Эндемион развернулся к Сигу спиной, его послушная охрана вытянулась по стойке смирно.

— Энед, постой… прошу! Умоляю… — Сигнорин порывисто встал и схватил брата за руку, начальник охраны в ту же секунду приставил к горлу Сигнорина меч.

Сиг посмотрел на воина и поперхнулся смехом, полным горечи и злобы отчаяния.
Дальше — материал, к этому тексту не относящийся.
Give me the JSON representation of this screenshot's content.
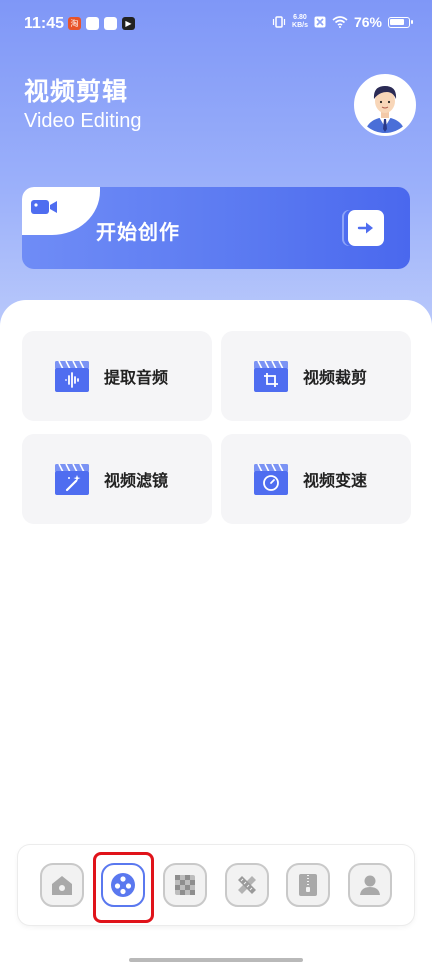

— Метео, ты правда перережешь горло сыну Владыки? Не струхнешь? — От Сига не скрылся мучительный взгляд воина, метнувшийся в сторону Эндемиона. Но старший брат не торопился останавливать верного элия. Судорога исказила лицо Наследника.

— Метео, — наконец, тихо произнес Эндемион, выкручивая руку из ладони брата, но Сиг не отпустил. Тем ни менее, меч исчез. — Ты прав, Сиг. Не нужно просить элиев о том, что так давно мечтаешь сделать сам. Вкус удовольствия теряется. Чего тебе надо, Эль`Сигнорин?

— И все-таки ты пришел, — Сиг улыбнулся, очень светло и искренне. Он не смотрел на брата, продлевая радость и понимая, — следующий миг оборвёт иллюзию. — Энед, я пришел за помощью.